According to experts like Manzi, success in environments of high causal density require just this sort of iterative approach. 

“Run enough tests,” he advises, “and you can find predictive rules that are sufficiently nuanced to be of practical use in the very complex environment of real-world human decision making.” 

Testing at this scale, Manzi says, requires “integration with operational data systems and standardization of test design,” approaches that are already adopted by a number of organizations within the business world. 

Examples, as I discussed in the Journal, include not just tech giants like Google, Microsoft, and Amazon, but also companies like Nike and State Farm, the insurance company. I’ve also discussed the value of “high velocity incrementalism” to use Harvard Business School Professor Stefan Thomke’s term, in TR, here, and in the context of COVID, here.

Strikingly, “run enough tests” turns out to be the advice of Amy Finkelstein, the MIT economist leading the Camden RCT, as well. In an April 2020 Perspective piece in the NEJM, Finkelstein argued that the key to improving healthcare delivery was conducting more RCTs, noting “the increased availability and use of administrative data have made implementing RCTs easier and less expensive than it once was.”

She noted that improved data systems (versus what were available two decades prior) capturing hospital discharge data enabled the Camden RCT study to be done “at substantially lower cost and effort and with less risk of nonresponsive bias” that would have been possible in an era that relied upon survey data collection.

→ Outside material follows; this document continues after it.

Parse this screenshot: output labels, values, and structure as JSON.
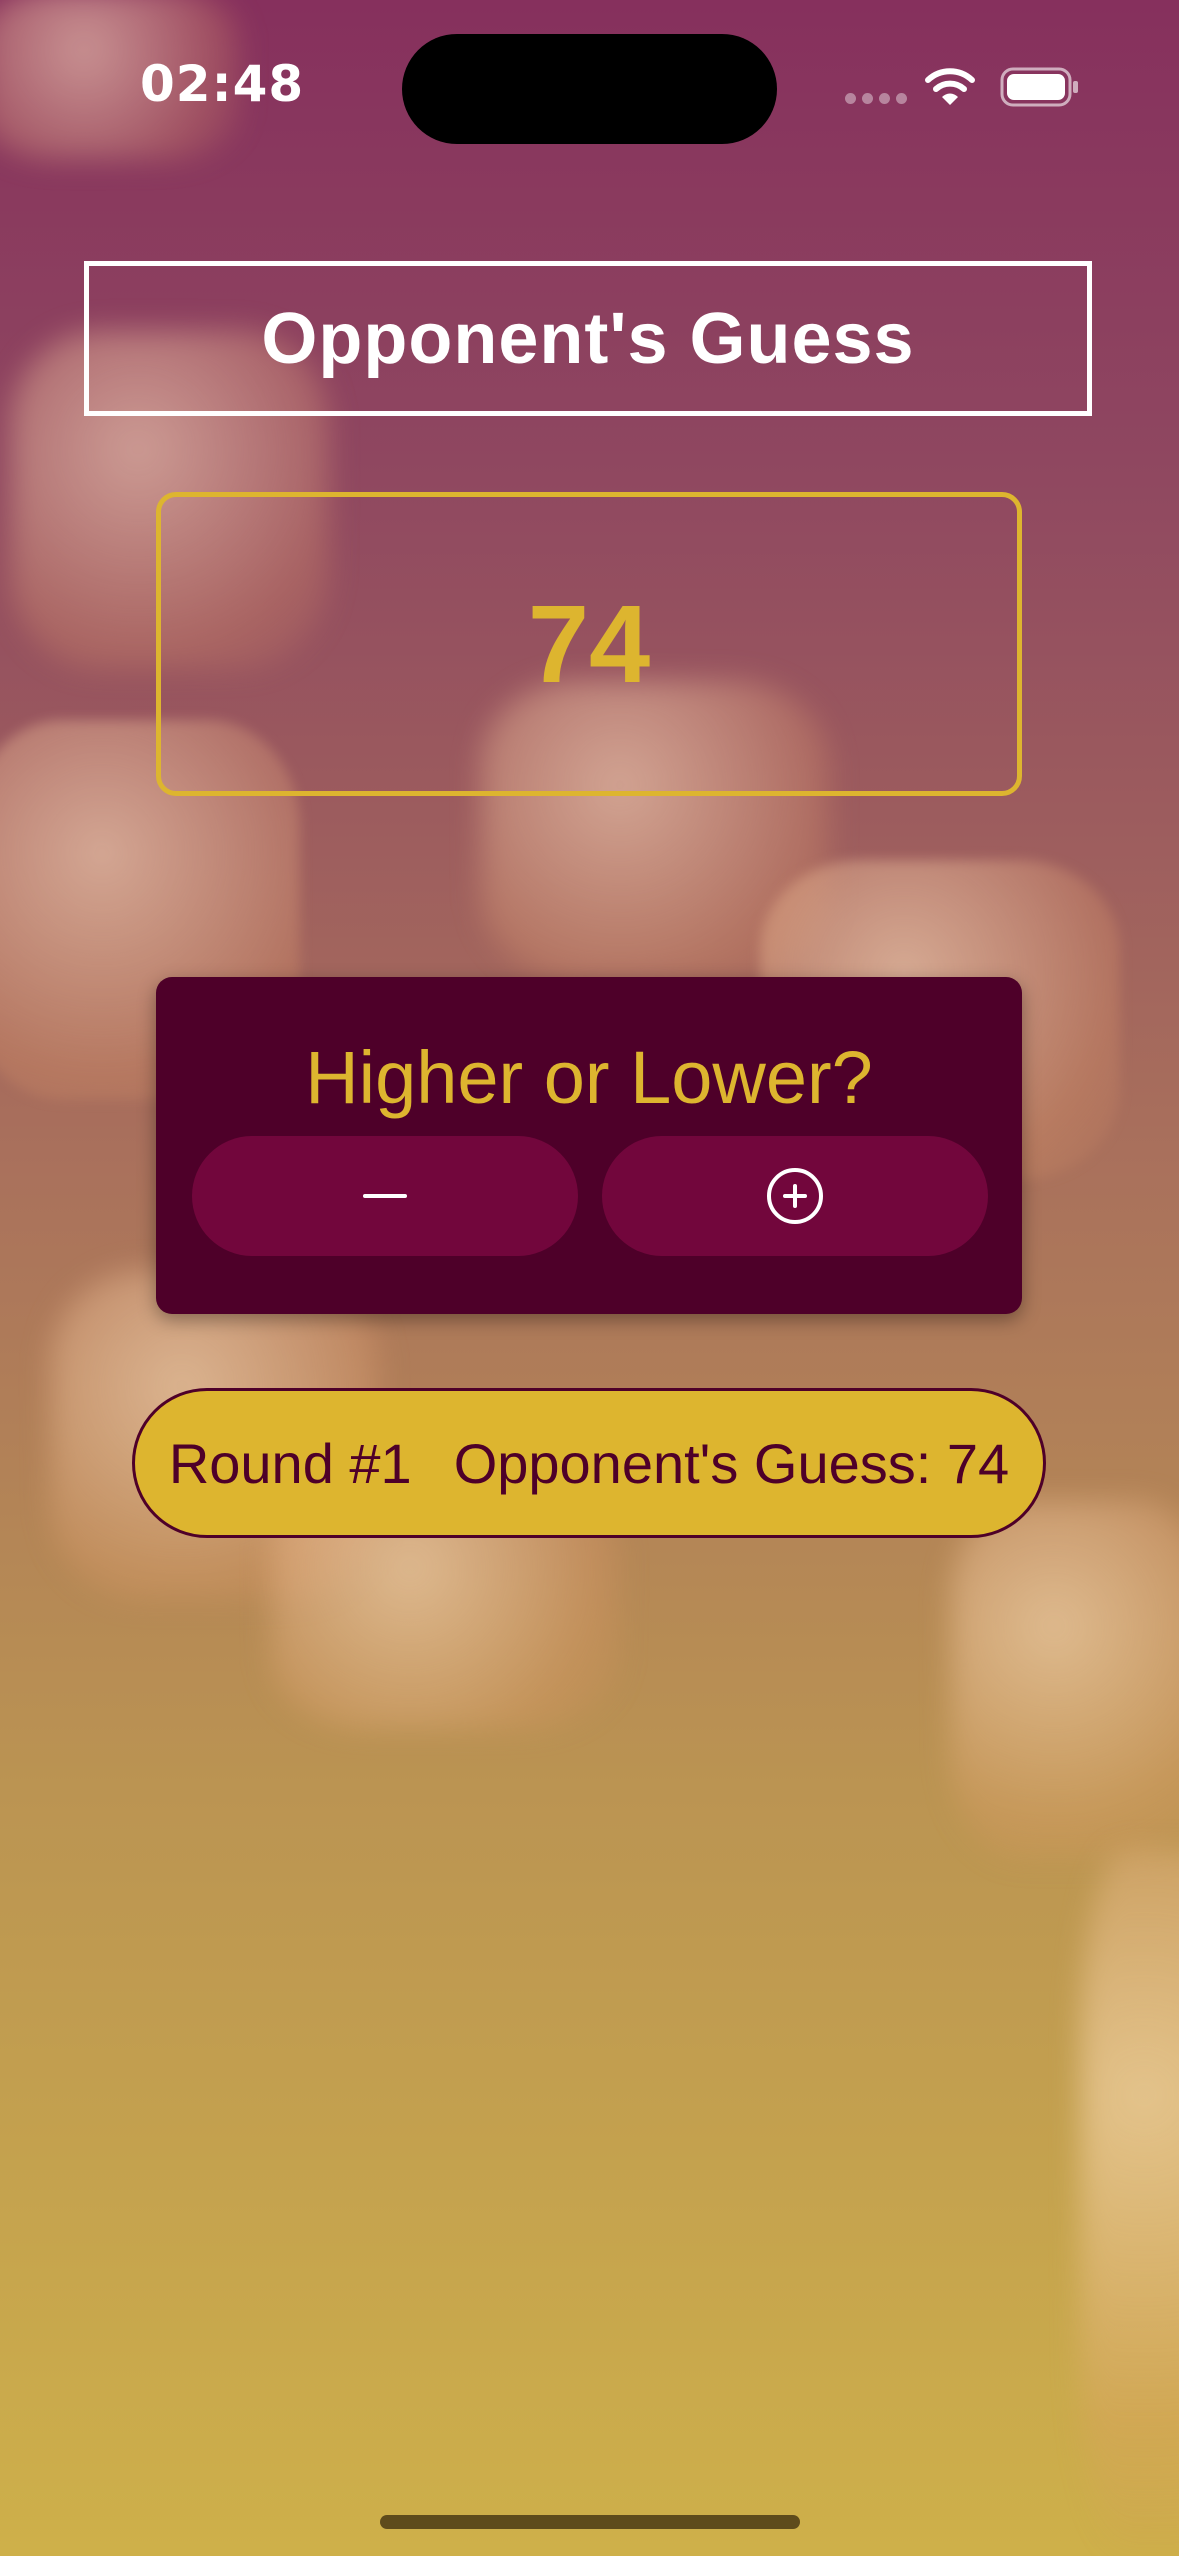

Finkelstein added that “administrative data also enable use of RCTs for low-cost, rapid testing of repeatedly fine-tuned interventions,” citing a 2019 NEJM study from NYU Langone Health, led by my med school colleague Leora Horwitz, reporting the completion of “ten randomized, rapid-cycle quality-improvement projects in one year.”

We’ve seen the ability of deliberate experimentation at scale to impact website traffic and hone the appeal of political messages to voters. 

How exciting to contemplate the integrated — and, I hope, routine — use of this process to improve the delivery of care to patients.